Net sales amounted to $2.6 billion
versus $2.3 billion in the prior-year quarter, moving ahead of the
Zacks Consensus Estimate of $2.5 billion. The improved results were
mainly driven by higher volumes in the Electronics and Performance
Materials and Tonnage Gases segments.
The company witnessed strong volume
growth across a number of businesses mainly in the Asia Merchant
business and the energy and electronics markets. However, U.S. and
Europe Merchant businesses witnessed slower growth.
For the quarter ahead, the company
forecasts strong revenue growth in the Tonnage, and Electronics and
Performance Materials segments. The company also expects to improve
margins in the next quarter based on the actions it is undertaking
to improve Merchant segment performance.
Management expects fourth-quarter
EPS between $1.48 and $1.53. The company raised the full fiscal
year EPS guidance to $5.70–$5.75 from $5.65 – $5.75.

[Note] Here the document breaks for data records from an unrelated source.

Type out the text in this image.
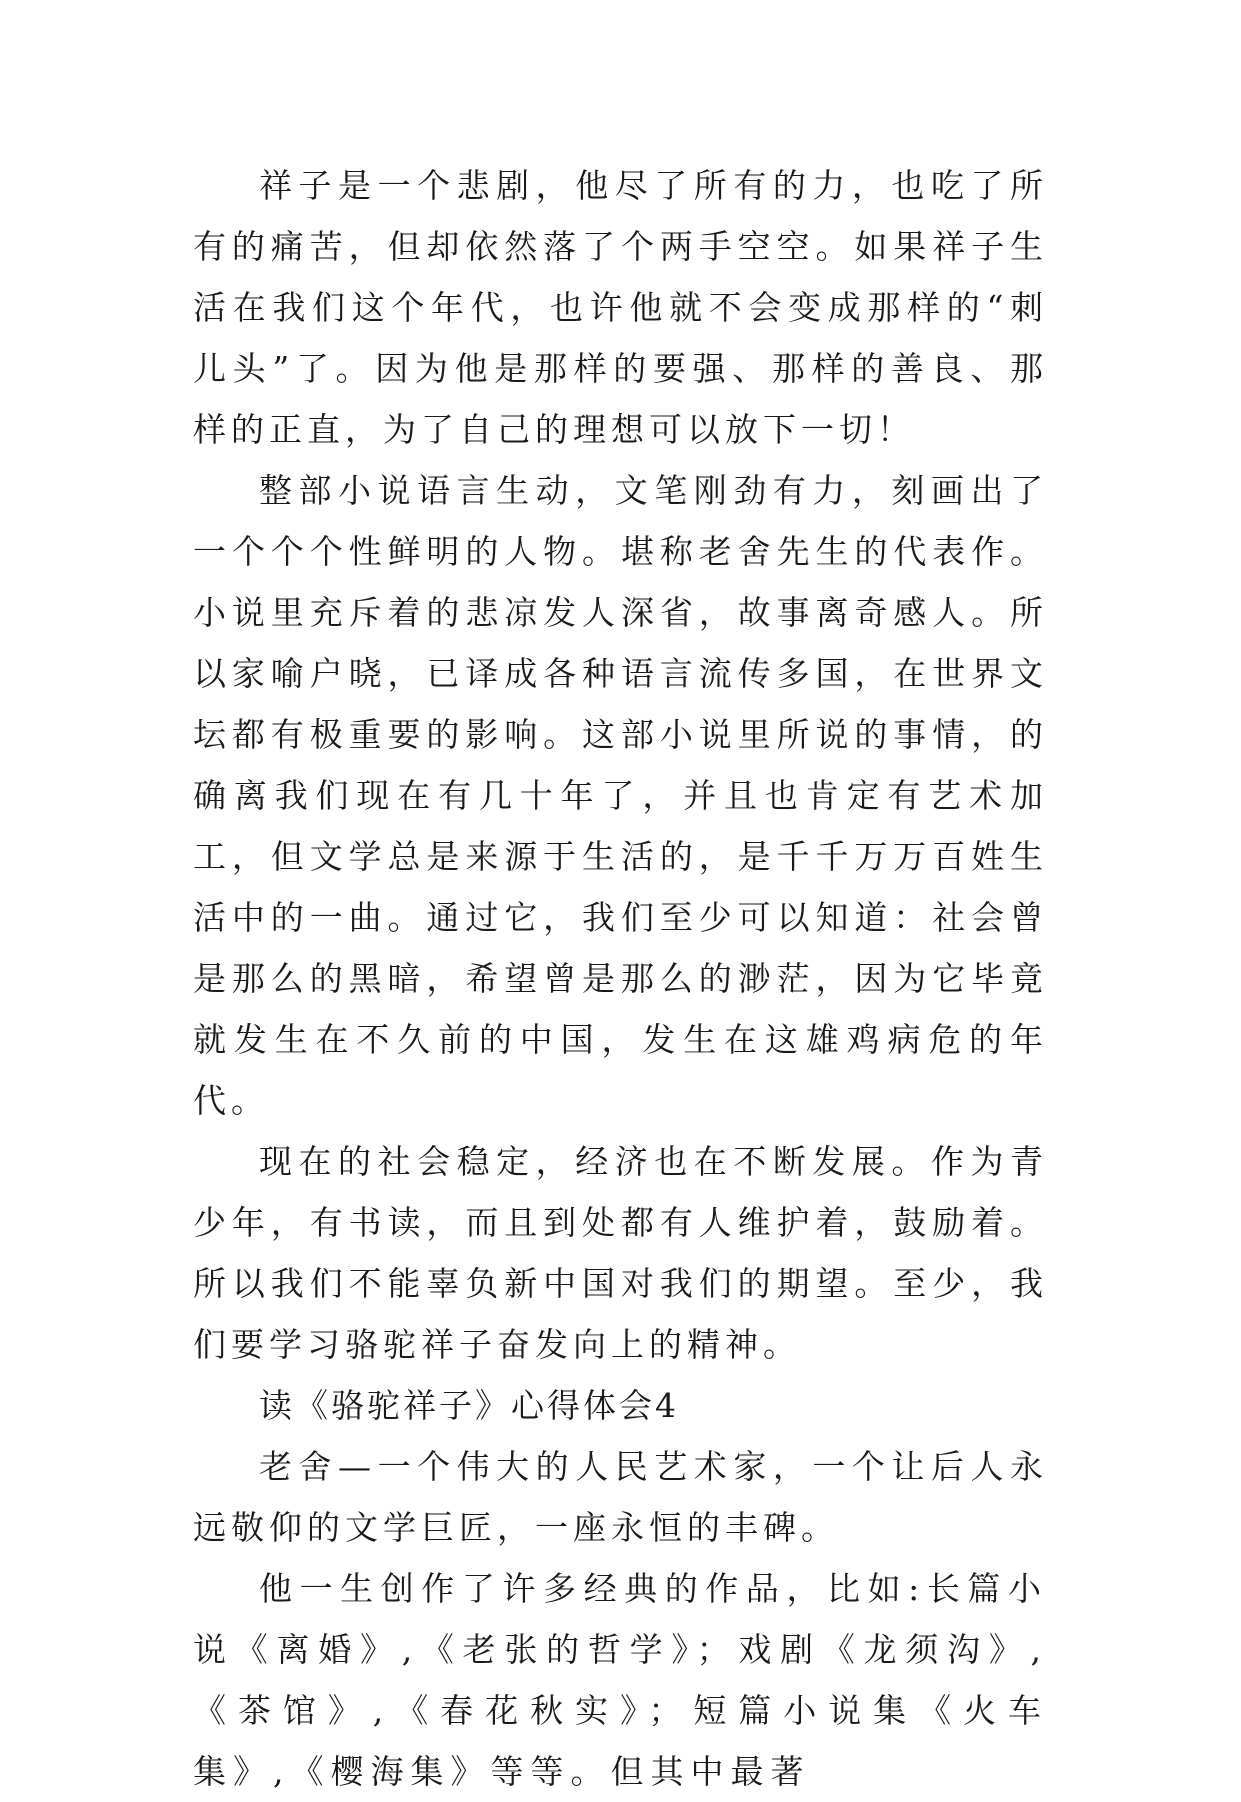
祥子是一个悲剧，他尽了所有的力，也吃了所有的痛苦，但却依然落了个两手空空。如果祥子生活在我们这个年代，也许他就不会变成那样的“刺儿头”了。因为他是那样的要强、那样的善良、那样的正直，为了自己的理想可以放下一切！

整部小说语言生动，文笔刚劲有力，刻画出了一个个个性鲜明的人物。堪称老舍先生的代表作。小说里充斥着的悲凉发人深省，故事离奇感人。所以家喻户晓，已译成各种语言流传多国，在世界文坛都有极重要的影响。这部小说里所说的事情，的确离我们现在有几十年了，并且也肯定有艺术加工，但文学总是来源于生活的，是千千万万百姓生活中的一曲。通过它，我们至少可以知道：社会曾是那么的黑暗，希望曾是那么的渺茫，因为它毕竟就发生在不久前的中国，发生在这雄鸡病危的年代。

现在的社会稳定，经济也在不断发展。作为青少年，有书读，而且到处都有人维护着，鼓励着。所以我们不能辜负新中国对我们的期望。至少，我们要学习骆驼祥子奋发向上的精神。

读《骆驼祥子》心得体会4

老舍—一个伟大的人民艺术家，一个让后人永远敬仰的文学巨匠，一座永恒的丰碑。

他一生创作了许多经典的作品，比如:长篇小说《离婚》,《老张的哲学》；戏剧《龙须沟》,《茶馆》,《春花秋实》；短篇小说集《火车集》,《樱海集》等等。但其中最著
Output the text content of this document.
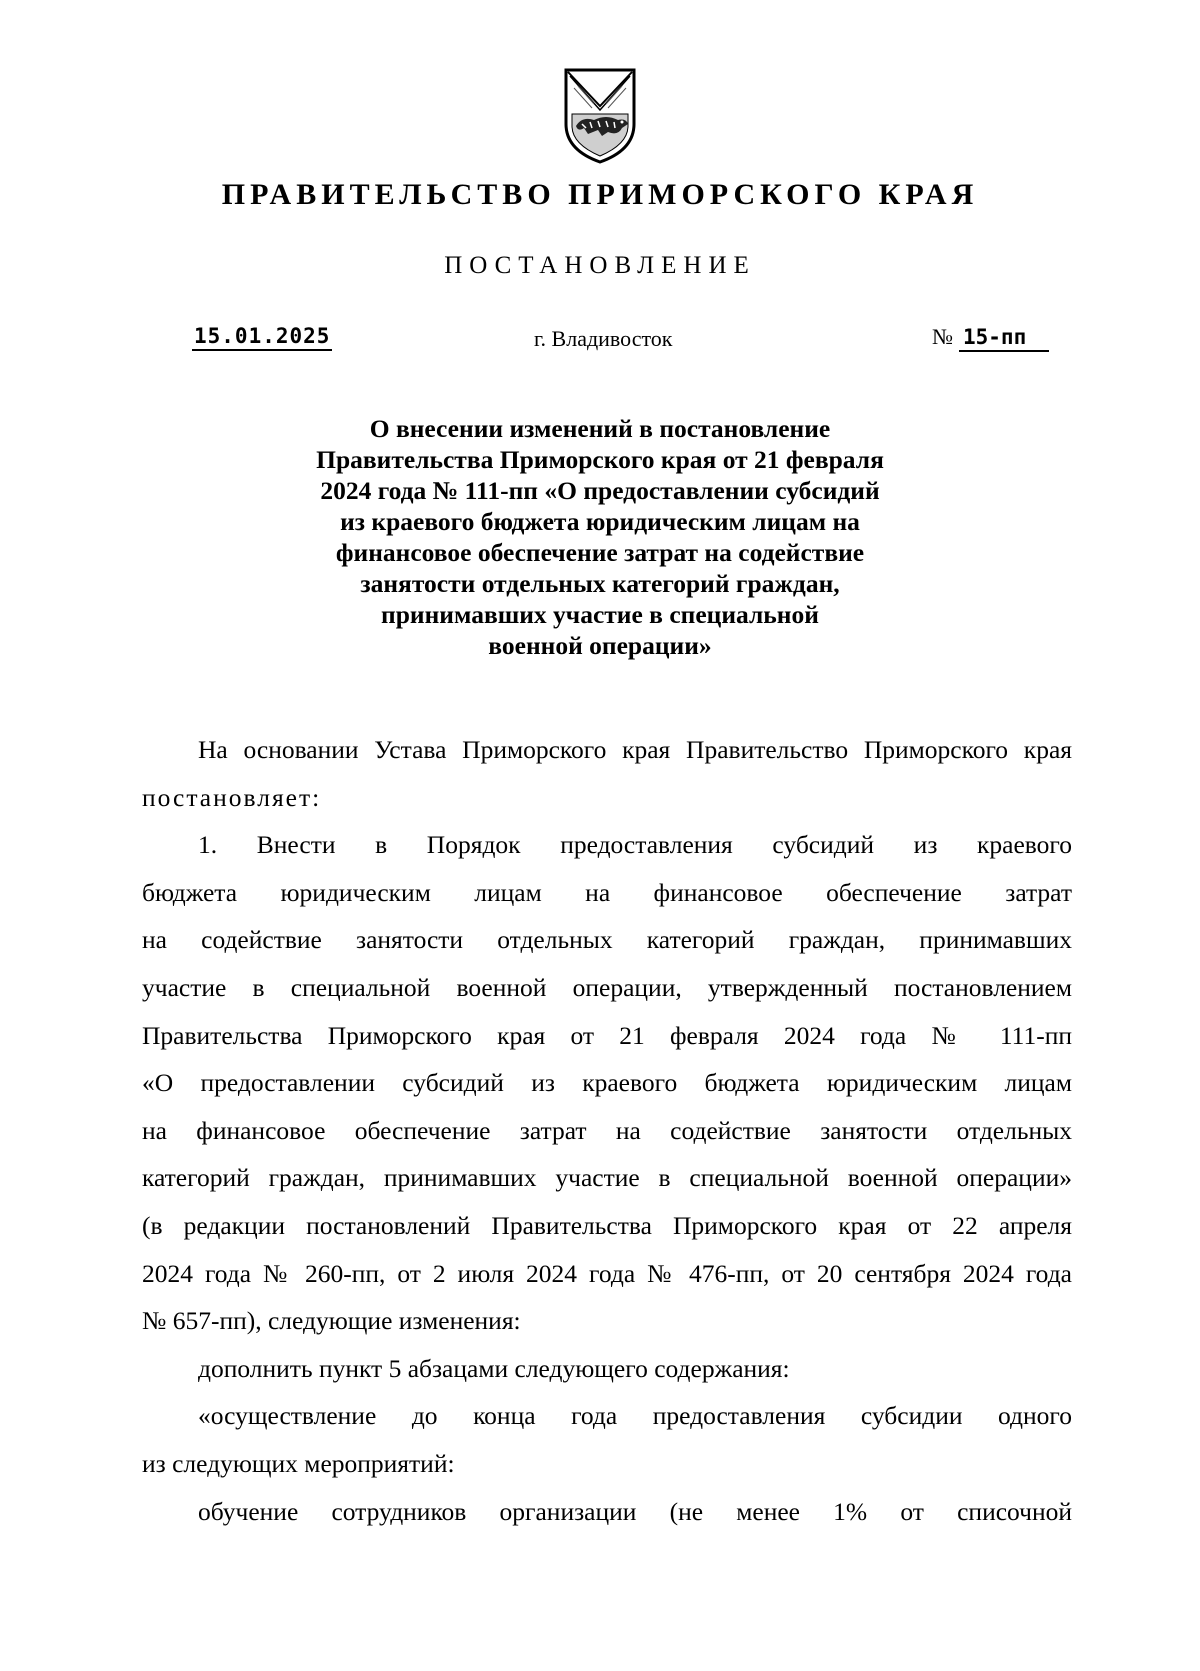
ПРАВИТЕЛЬСТВО ПРИМОРСКОГО КРАЯ
ПОСТАНОВЛЕНИЕ
15.01.2025	г. Владивосток	№ 15-пп
О внесении изменений в постановление
Правительства Приморского края от 21 февраля
2024 года № 111-пп «О предоставлении субсидий
из краевого бюджета юридическим лицам на
финансовое обеспечение затрат на содействие
занятости отдельных категорий граждан,
принимавших участие в специальной
военной операции»
На основании Устава Приморского края Правительство Приморского края
постановляет:
1. Внести в Порядок предоставления субсидий из краевого
бюджета юридическим лицам на финансовое обеспечение затрат
на содействие занятости отдельных категорий граждан, принимавших
участие в специальной военной операции, утвержденный постановлением
Правительства Приморского края от 21 февраля 2024 года № 111-пп
«О предоставлении субсидий из краевого бюджета юридическим лицам
на финансовое обеспечение затрат на содействие занятости отдельных
категорий граждан, принимавших участие в специальной военной операции»
(в редакции постановлений Правительства Приморского края от 22 апреля
2024 года № 260-пп, от 2 июля 2024 года № 476-пп, от 20 сентября 2024 года
№ 657-пп), следующие изменения:
дополнить пункт 5 абзацами следующего содержания:
«осуществление до конца года предоставления субсидии одного
из следующих мероприятий:
обучение сотрудников организации (не менее 1% от списочной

Based in Pennsylvania, Air Products
benefits from a long-term take-or-pay contract, a consolidated
industry structure, a diverse customer base and sustained pricing
power. However, soaring energy and raw material costs pose a threat
to margin expansion.
In order to compensate for
escalating raw material costs, Air Products has been increasing the
price for a range of chemicals it manufactures for industrial use.
Air Products faces stiff competition from Praxair
Inc. (PX) and The Linde Group.
We currently have a Zacks #3 Rank
(short-term Hold recommendation) on the stock.